Analysts downwardly revised their ratings on FEYE, RIG, and VSLR

by Alex Eppstein

Published on Nov 11, 2014 at 9:27 AM
Updated on Jun 24, 2020 at 10:16 AM

Analysts are weighing in today on cybersecurity firm FireEye Inc (NASDAQ:FEYE), offshore drilling specialist Transocean LTD (NYSE:RIG), and Wall Street rookie Vivint Solar Inc (NYSE:VSLR). Here's a quick roundup of today's bearish brokerage notes on FEYE, RIG, and VSLR.

  • Macquarie initiated coverage on FEYE (and a pair of its sector peers) with a "neutral" rating -- less than a day after the firm was added to J.P. Morgan Securities' "Focus" list, and discovered a bug in Apple Inc.'s (NASDAQ:AAPL) iOS. On the charts, FireEye Inc has struggled in 2014, losing more than one-quarter of its value to sit at $32.39. This technical weakness hasn't been lost on short sellers. During the past two reporting periods, short interest on FEYE spiked 16.1%, and now makes up 18.1% of the stock's total float.

  • RIG -- which has tumbled roughly 41% year-to-date to rest at $29.28 -- saw its price target cut to $28 from $38 at UBS (which affirmed its "neutral" rating), and to $27 from $30 at Cowen (which reiterated its "market perform" opinion). Conversely, Evercore lifted its price target to $27 from $24, while maintaining its "sell" assessment. Taking a step back, sentiment toward Transocean LTD is pretty bearish everywhere one looks on the Street. The equity's 10-day International Securities Exchange (ISE), Chicago Board Options Exchange (CBOE), and NASDAQ OMX PHLX (PHLX) put/call volume ratio of 3.31 rests just 2 percentage points from an annual high, while 24% of RIG's float is sold short -- which would take more than a week to buy back, at the stock's average daily volume.
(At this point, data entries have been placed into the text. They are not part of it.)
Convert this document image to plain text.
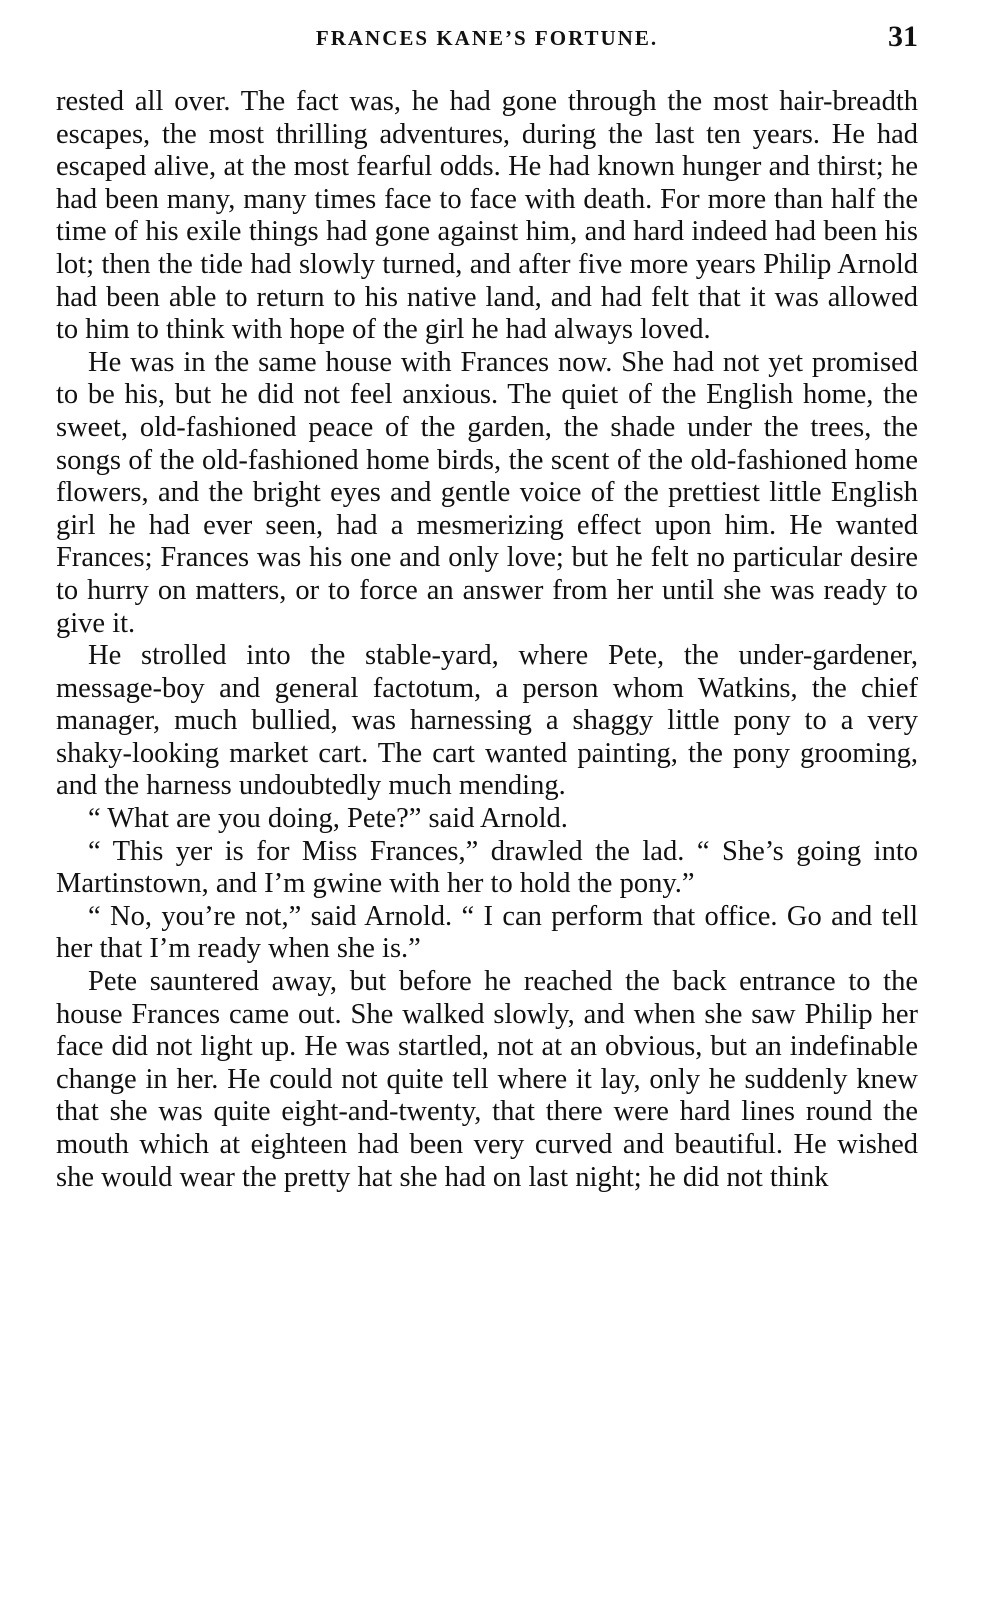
FRANCES KANE’S FORTUNE.	31

rested all over. The fact was, he had gone through the most hair-breadth escapes, the most thrilling adventures, during the last ten years. He had escaped alive, at the most fearful odds. He had known hunger and thirst; he had been many, many times face to face with death. For more than half the time of his exile things had gone against him, and hard indeed had been his lot; then the tide had slowly turned, and after five more years Philip Arnold had been able to return to his native land, and had felt that it was allowed to him to think with hope of the girl he had always loved.

He was in the same house with Frances now. She had not yet promised to be his, but he did not feel anxious. The quiet of the English home, the sweet, old-fashioned peace of the garden, the shade under the trees, the songs of the old-fashioned home birds, the scent of the old-fashioned home flowers, and the bright eyes and gentle voice of the prettiest little English girl he had ever seen, had a mesmerizing effect upon him. He wanted Frances; Frances was his one and only love; but he felt no particular desire to hurry on matters, or to force an answer from her until she was ready to give it.

He strolled into the stable-yard, where Pete, the under-gardener, message-boy and general factotum, a person whom Watkins, the chief manager, much bullied, was harnessing a shaggy little pony to a very shaky-looking market cart. The cart wanted painting, the pony grooming, and the harness undoubtedly much mending.

“ What are you doing, Pete?” said Arnold.

“ This yer is for Miss Frances,” drawled the lad. “ She’s going into Martinstown, and I’m gwine with her to hold the pony.”

“ No, you’re not,” said Arnold. “ I can perform that office. Go and tell her that I’m ready when she is.”

Pete sauntered away, but before he reached the back entrance to the house Frances came out. She walked slowly, and when she saw Philip her face did not light up. He was startled, not at an obvious, but an indefinable change in her. He could not quite tell where it lay, only he suddenly knew that she was quite eight-and-twenty, that there were hard lines round the mouth which at eighteen had been very curved and beautiful. He wished she would wear the pretty hat she had on last night; he did not think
  • Finally, VSLR posted a big earnings miss last night, prompting Barclays to trim its price target to $16 from $17, and Goldman Sachs to reduce its target to $20 from $22 -- though both maintained their respective "equal weight" and "buy" ratings. As such, the shares are set to open 11.3% lower, exacerbating the technical struggles already encountered by the Wall Street freshman. Since going public on Oct. 1, the stock has slipped roughly 13% to its Monday close at $14.74. Nevertheless, bullish betting has been prevalent in Vivint Solar Inc's options pits. Specifically, the security's 10-day ISE/CBOE/PHLX call/put volume ratio is 3.54, meaning more than three calls have been bought to open for every put during the past two weeks.